California business looking forward to reopening of trade office in China

150 150 Cheryl Getuiza

The signing of AB 2012 at the Bay Area Council’s annual meeting. (Photo courtesy of Bay Area Council)

Get ready global market, California is ready to do business!

That’s the message from Governor Jerry Brown after signing Assembly Bill 2012. The bill, crafted with help from the Bay Area Council, paves the way for California to have a presence in the foreign market once again.

“This is a significant step in the right direction for our economy and for businesses in the state,” said Sean Randolph, President and CEO of the Bay Area Council Economic Institute. “It won’t get us all the way there, but it is significant.”

Governor Brown announced California will open a trade office in China and the Governor’s Office of Business and Economic Development (GO-Biz) will partner up with the Bay Area Council to manage it.

To top it off, Randolph said the state will not have to spend a dime to reopen the foreign trade office, as it will be funded privately with private public partnerships.

China is the world’s fastest growing economy and, despite the importance of foreign markets to the state, California’s foreign trade offices and the Technology, Trade and Commerce Agency closed in 2003 due to budget constraints.

“The offices were actively involved. It was the largest network in the country. Since then California has been unrepresented overseas for trade and investments,” said Randolph.

Access to China’s markets will be critical to the recovery and success of California’s economy. The state is a leader in foreign exports and China is a key partner. In 2011, California exported nearly $160 billion to 227 foreign economies, supporting more than 440,000 jobs. 

And California exports to China have grown 300 percent, from $3.5 billion in 2000 to more than $14 billion in 2011. Reopening the trade office doors will only help boost these numbers more. 

“This means for the first time in nearly a decade, we will have a clear place where California businesses can go for a support on business and economic development overseas,” added Randolph. “The complaint for years, from the business community, has always been there has been no support. Well, now here’s the support for California businesses looking to expand into the Chinese market. It’ll also give businesses a chance to look for Chinese investors looking to come to California.”

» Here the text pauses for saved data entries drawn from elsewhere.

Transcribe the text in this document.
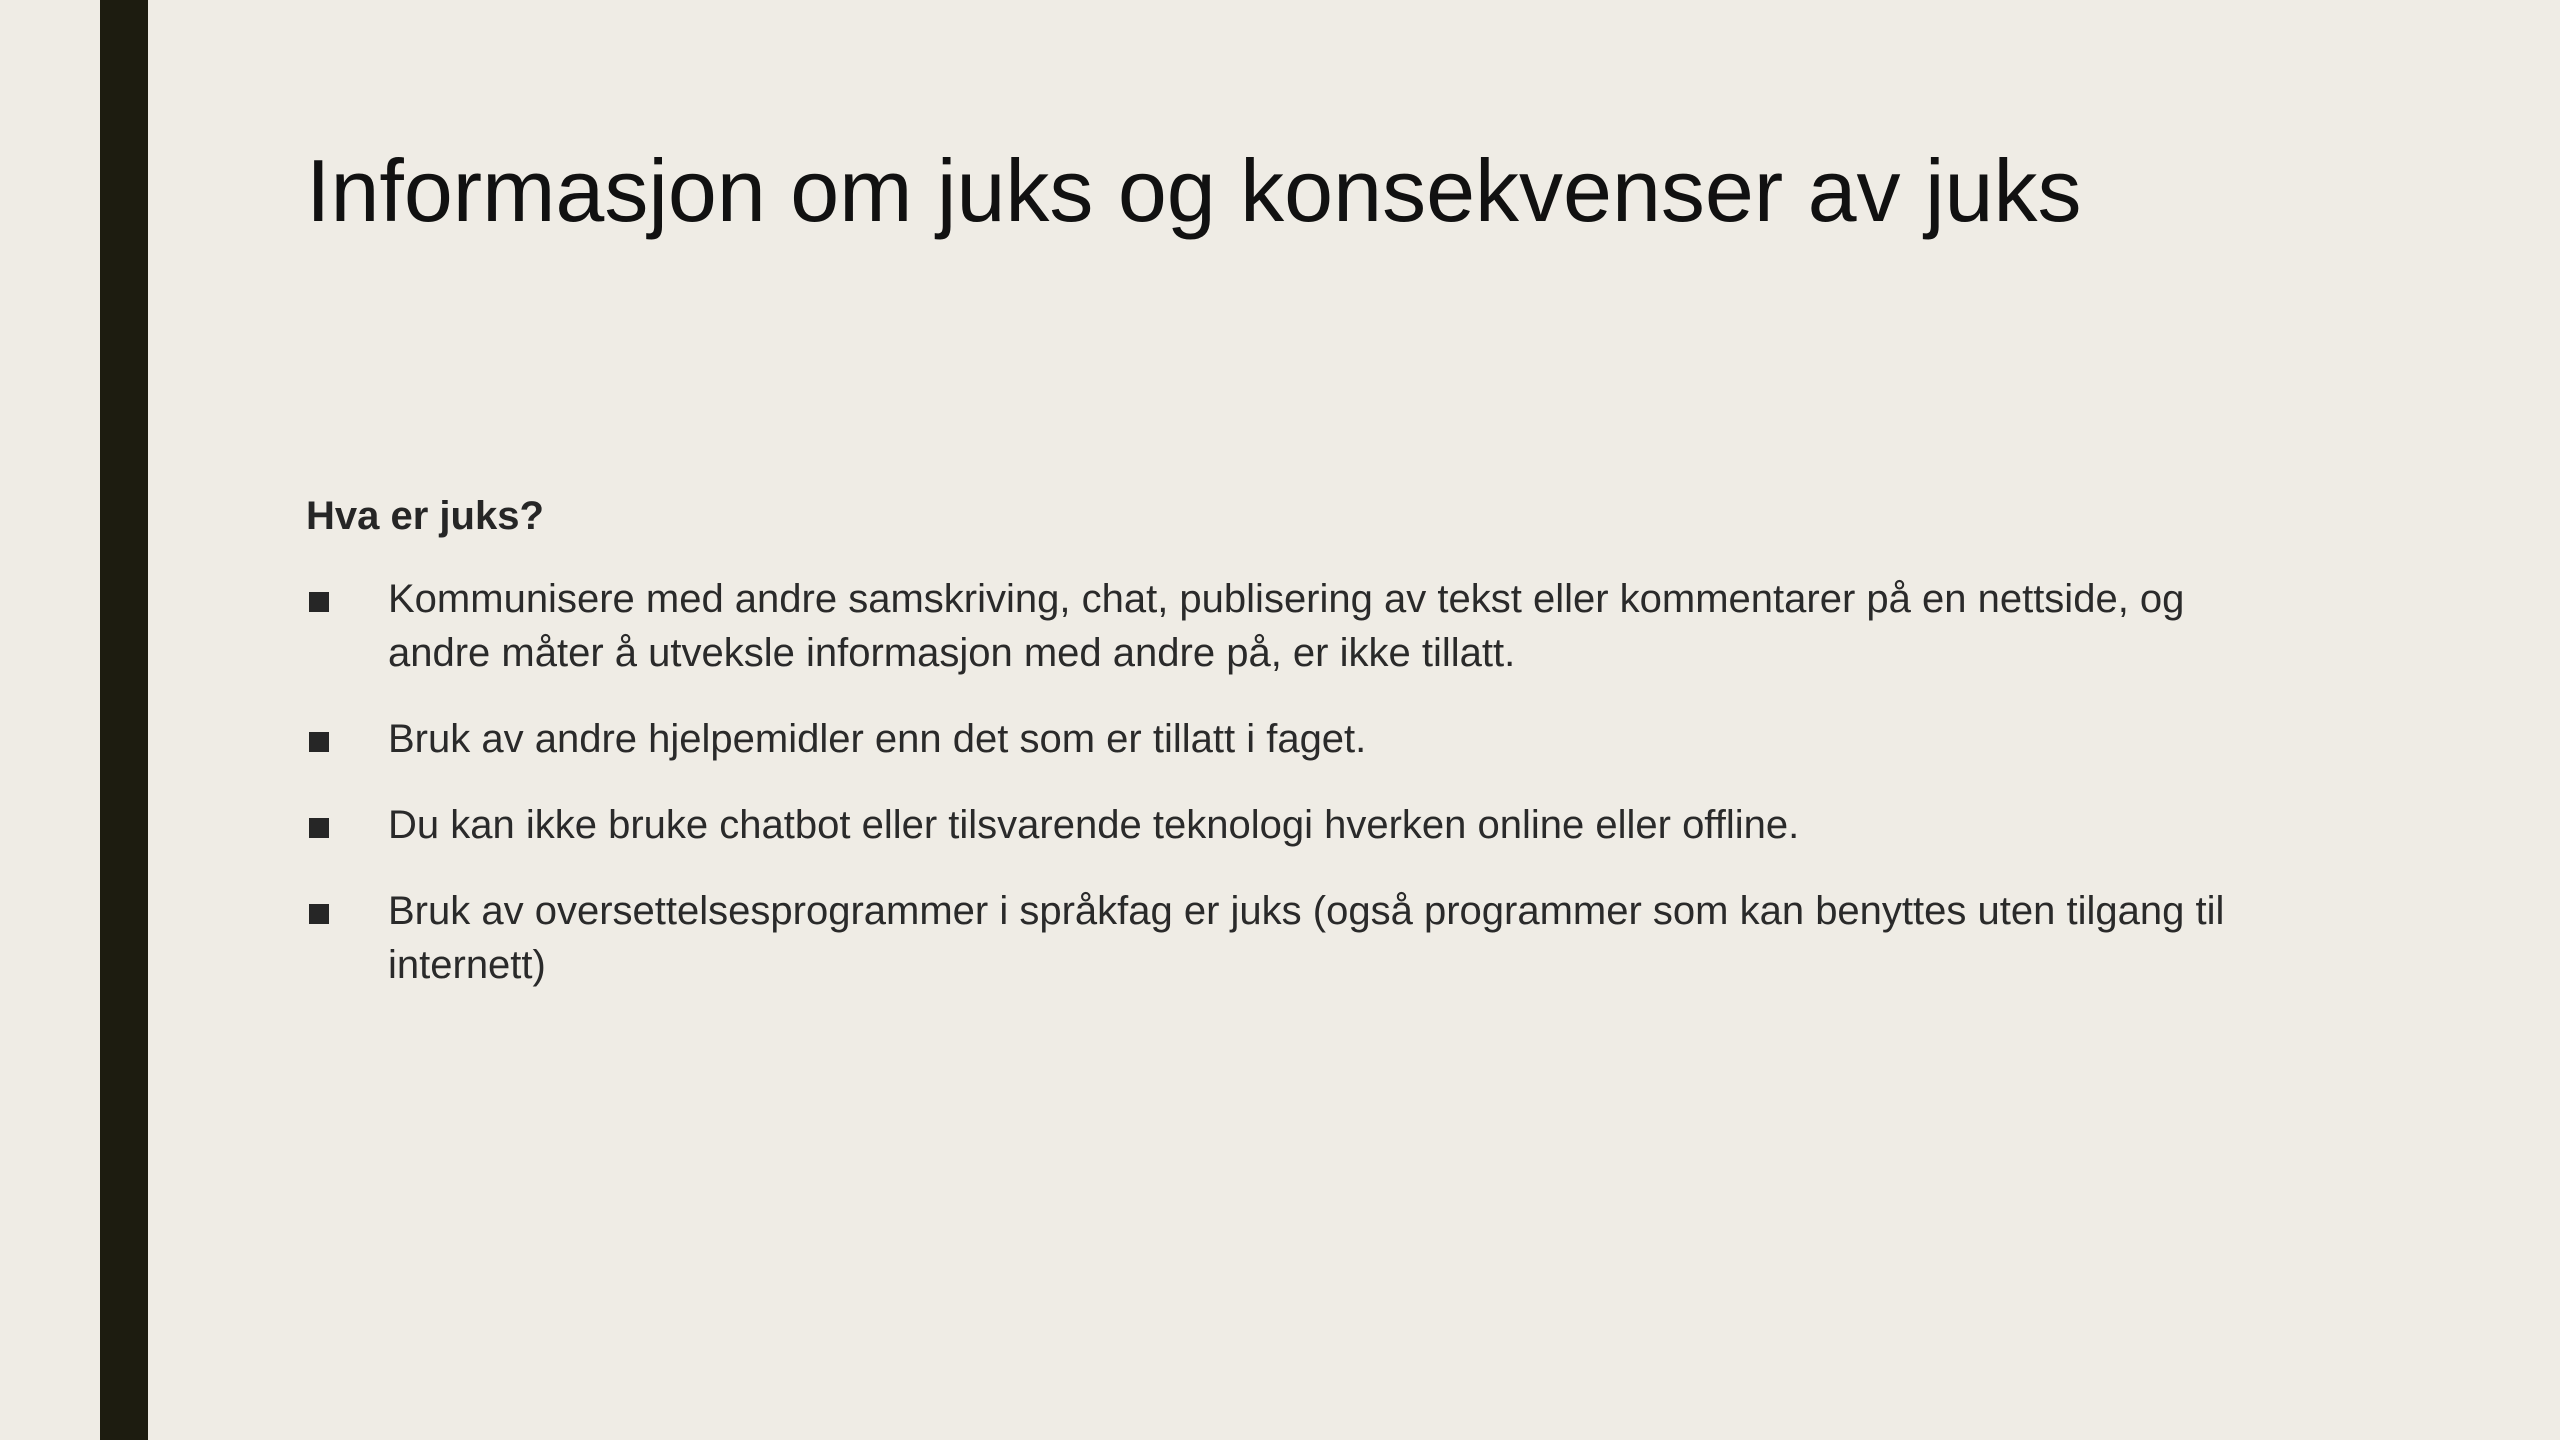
Informasjon om juks og konsekvenser av juks
Hva er juks?
Kommunisere med andre samskriving, chat, publisering av tekst eller kommentarer på en nettside, og andre måter å utveksle informasjon med andre på, er ikke tillatt.
Bruk av andre hjelpemidler enn det som er tillatt i faget.
Du kan ikke bruke chatbot eller tilsvarende teknologi hverken online eller offline.
Bruk av oversettelsesprogrammer i språkfag er juks (også programmer som kan benyttes uten tilgang til internett)
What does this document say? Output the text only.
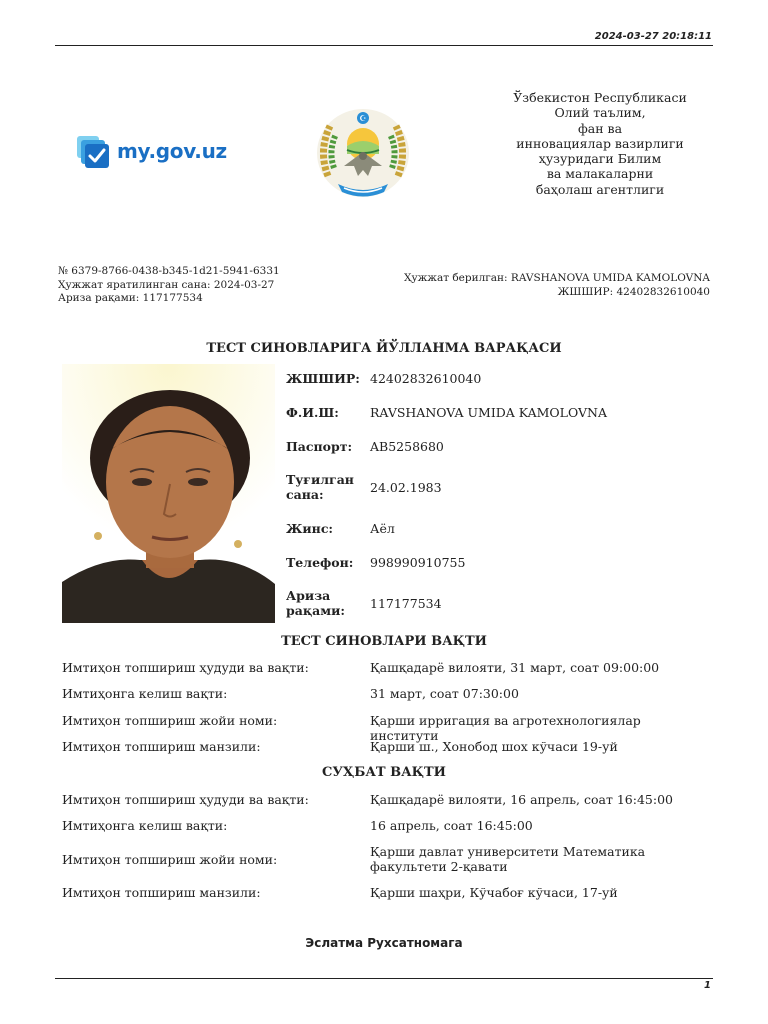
2024-03-27 20:18:11
my.gov.uz
☪
Ўзбекистон Республикаси
Олий таълим,
фан ва
инновациялар вазирлиги
ҳузуридаги Билим
ва малакаларни
баҳолаш агентлиги
№ 6379-8766-0438-b345-1d21-5941-6331
Ҳужжат яратилинган сана: 2024-03-27
Ариза рақами: 117177534
Ҳужжат берилган: RAVSHANOVA UMIDA KAMOLOVNA
ЖШШИР: 42402832610040
ТЕСТ СИНОВЛАРИГА ЙЎЛЛАНМА ВАРАҚАСИ
ЖШШИР: 42402832610040
Ф.И.Ш:	RAVSHANOVA UMIDA KAMOLOVNA
Паспорт:	AB5258680
Туғилган сана:	24.02.1983
Жинс:	Аёл
Телефон:	998990910755
Ариза рақами:	117177534
ТЕСТ СИНОВЛАРИ ВАҚТИ
Имтиҳон топшириш ҳудуди ва вақти:	Қашқадарё вилояти, 31 март, соат 09:00:00
Имтиҳонга келиш вақти:	31 март, соат 07:30:00
Имтиҳон топшириш жойи номи:	Қарши ирригация ва агротехнологиялар институти
Имтиҳон топшириш манзили:	Қарши ш., Хонобод шох кўчаси 19-уй
СУҲБАТ ВАҚТИ
Имтиҳон топшириш ҳудуди ва вақти:	Қашқадарё вилояти, 16 апрель, соат 16:45:00
Имтиҳонга келиш вақти:	16 апрель, соат 16:45:00
Имтиҳон топшириш жойи номи:
Қарши давлат университети Математика факультети 2-қавати
Имтиҳон топшириш манзили:	Қарши шаҳри, Кўчабоғ кўчаси, 17-уй
Эслатма Рухсатномага
1
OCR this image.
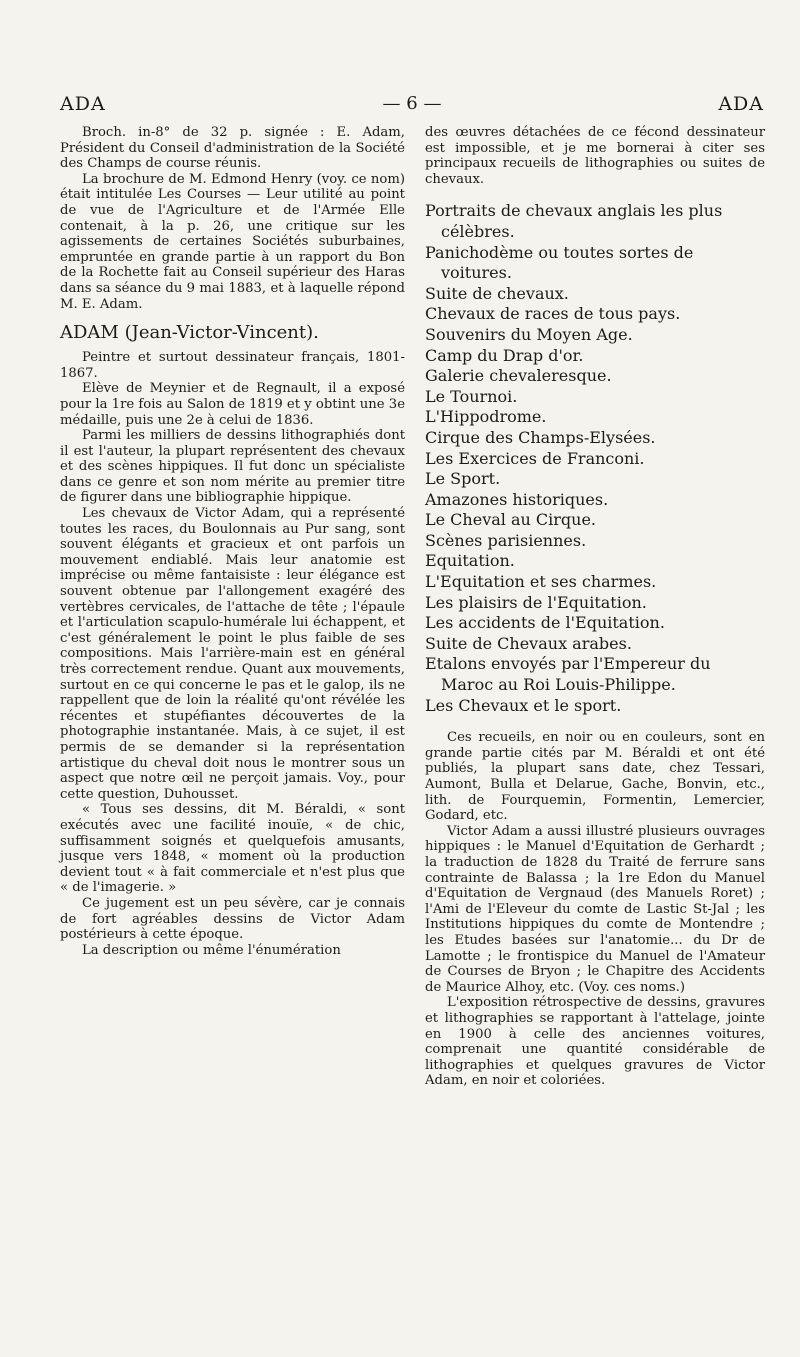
ADA	— 6 —	ADA

Broch. in-8° de 32 p. signée : E. Adam, Président du Conseil d'administration de la Société des Champs de course réunis.

La brochure de M. Edmond Henry (voy. ce nom) était intitulée Les Courses — Leur utilité au point de vue de l'Agriculture et de l'Armée Elle contenait, à la p. 26, une critique sur les agissements de certaines Sociétés suburbaines, empruntée en grande partie à un rapport du Bon de la Rochette fait au Conseil supérieur des Haras dans sa séance du 9 mai 1883, et à laquelle répond M. E. Adam.

ADAM (Jean-Victor-Vincent).

Peintre et surtout dessinateur français, 1801-1867.

Elève de Meynier et de Regnault, il a exposé pour la 1re fois au Salon de 1819 et y obtint une 3e médaille, puis une 2e à celui de 1836.

Parmi les milliers de dessins lithographiés dont il est l'auteur, la plupart représentent des chevaux et des scènes hippiques. Il fut donc un spécialiste dans ce genre et son nom mérite au premier titre de figurer dans une bibliographie hippique.

Les chevaux de Victor Adam, qui a représenté toutes les races, du Boulonnais au Pur sang, sont souvent élégants et gracieux et ont parfois un mouvement endiablé. Mais leur anatomie est imprécise ou même fantaisiste : leur élégance est souvent obtenue par l'allongement exagéré des vertèbres cervicales, de l'attache de tête ; l'épaule et l'articulation scapulo-humérale lui échappent, et c'est généralement le point le plus faible de ses compositions. Mais l'arrière-main est en général très correctement rendue. Quant aux mouvements, surtout en ce qui concerne le pas et le galop, ils ne rappellent que de loin la réalité qu'ont révélée les récentes et stupéfiantes découvertes de la photographie instantanée. Mais, à ce sujet, il est permis de se demander si la représentation artistique du cheval doit nous le montrer sous un aspect que notre œil ne perçoit jamais. Voy., pour cette question, Duhousset.

« Tous ses dessins, dit M. Béraldi, « sont exécutés avec une facilité inouïe, « de chic, suffisamment soignés et quelquefois amusants, jusque vers 1848, « moment où la production devient tout « à fait commerciale et n'est plus que « de l'imagerie. »

Ce jugement est un peu sévère, car je connais de fort agréables dessins de Victor Adam postérieurs à cette époque.

La description ou même l'énumération

des œuvres détachées de ce fécond dessinateur est impossible, et je me bornerai à citer ses principaux recueils de lithographies ou suites de chevaux.

Portraits de chevaux anglais les plus célèbres.
Panichodème ou toutes sortes de voitures.
Suite de chevaux.
Chevaux de races de tous pays.
Souvenirs du Moyen Age.
Camp du Drap d'or.
Galerie chevaleresque.
Le Tournoi.
L'Hippodrome.
Cirque des Champs-Elysées.
Les Exercices de Franconi.
Le Sport.
Amazones historiques.
Le Cheval au Cirque.
Scènes parisiennes.
Equitation.
L'Equitation et ses charmes.
Les plaisirs de l'Equitation.
Les accidents de l'Equitation.
Suite de Chevaux arabes.
Etalons envoyés par l'Empereur du Maroc au Roi Louis-Philippe.
Les Chevaux et le sport.

Ces recueils, en noir ou en couleurs, sont en grande partie cités par M. Béraldi et ont été publiés, la plupart sans date, chez Tessari, Aumont, Bulla et Delarue, Gache, Bonvin, etc., lith. de Fourquemin, Formentin, Lemercier, Godard, etc.

Victor Adam a aussi illustré plusieurs ouvrages hippiques : le Manuel d'Equitation de Gerhardt ; la traduction de 1828 du Traité de ferrure sans contrainte de Balassa ; la 1re Edon du Manuel d'Equitation de Vergnaud (des Manuels Roret) ; l'Ami de l'Eleveur du comte de Lastic St-Jal ; les Institutions hippiques du comte de Montendre ; les Etudes basées sur l'anatomie... du Dr de Lamotte ; le frontispice du Manuel de l'Amateur de Courses de Bryon ; le Chapitre des Accidents de Maurice Alhoy, etc. (Voy. ces noms.)

L'exposition rétrospective de dessins, gravures et lithographies se rapportant à l'attelage, jointe en 1900 à celle des anciennes voitures, comprenait une quantité considérable de lithographies et quelques gravures de Victor Adam, en noir et coloriées.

The partnership will have a governing board of advisors from members of other business organizations and non-profits throughout the state.

“Right now this is our best option available,” said Randolph. “The Council will be very involved in developing a strategy and to build long term relationship with China. The Governor is very focused on China. He proved that he’s willing to get California business back in China through private public partnerships.”